OpenAI’s live-streamed GPT-5 launch on Thursday was designed to underscore its leap over previous models and rivals. Part of the spotlight fell on a glaring presentation error instead: charts that misrepresented the data they were meant to display.
One bar chart comparing GPT-5 to the firm's o3 model on a ‘coding deception’ measure presented o3 with a much higher bar despite GPT-5 having a slightly better score, 50% compared to 47.4%. In the revised blog post, GPT-5's rate of deception was changed to 16.5%, a big departure from the number displayed onstage.
A second graph contrasted GPT-5, o3, and GPT-4o on another performance measure.
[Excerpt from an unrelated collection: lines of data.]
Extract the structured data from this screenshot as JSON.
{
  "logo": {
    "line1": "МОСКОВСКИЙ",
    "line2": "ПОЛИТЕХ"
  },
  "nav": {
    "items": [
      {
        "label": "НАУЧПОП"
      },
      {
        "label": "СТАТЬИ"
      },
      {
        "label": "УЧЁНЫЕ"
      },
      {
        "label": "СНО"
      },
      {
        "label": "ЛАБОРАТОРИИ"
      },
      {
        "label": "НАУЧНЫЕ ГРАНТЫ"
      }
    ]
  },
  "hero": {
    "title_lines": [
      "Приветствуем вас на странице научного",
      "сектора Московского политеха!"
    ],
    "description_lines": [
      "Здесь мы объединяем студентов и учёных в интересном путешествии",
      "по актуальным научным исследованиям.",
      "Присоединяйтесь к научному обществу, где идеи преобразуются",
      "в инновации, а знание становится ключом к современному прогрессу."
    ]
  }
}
The scores in absolute numbers, 74.9 for GPT-5, 69.1 for o3, and 30.8 for GPT-4o, were displayed such that they made the performance of o3 and GPT-4o appear closer visually, even though they differed widely numerically.
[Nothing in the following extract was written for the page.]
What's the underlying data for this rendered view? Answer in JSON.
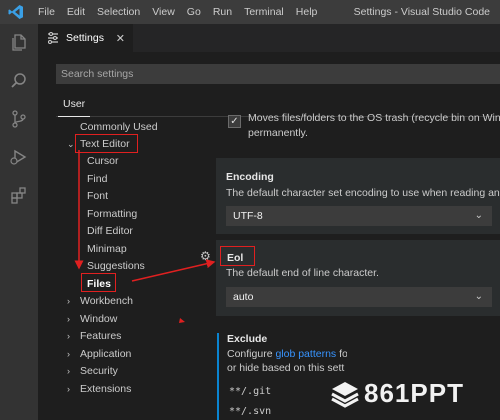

OpenAI CEO Sam Altman posted on X (formerly Twitter) as a ‘mega chart screwup’ and promised that the right graphics were now on the company blog. A marketing staffer even apologized online, referring to it as an ‘unintentional chart crime.’
OpenAI says GPT-5 significantly improves accuracy, speed, reasoning, organized thinking, context awareness, and problem-solving over GPT-4o. The model introduces a single system: an ‘efficient model’ for routine work and a ‘GPT-5 Thinking’ engine for more difficult reasoning.
For the first time, users no longer have to choose models manually. An in-real-time router, trained on real-time usage signals, selects the best system in the blink of an eye.
Also Read: Open AI Launches GPT-OSS: The First Open-Weight AI Model in 60 Years
The firm states that Chat GPT-5 is significantly better at coding and able to produce apps, games, and websites using natural language instructions. It also asserts improvement on writing tasks and health-related questions.
Even with the launch-day misstep, OpenAI frames GPT-5 as its most powerful and flexible AI. This model combines speed, efficiency, and deep thinking into one effortless bundle.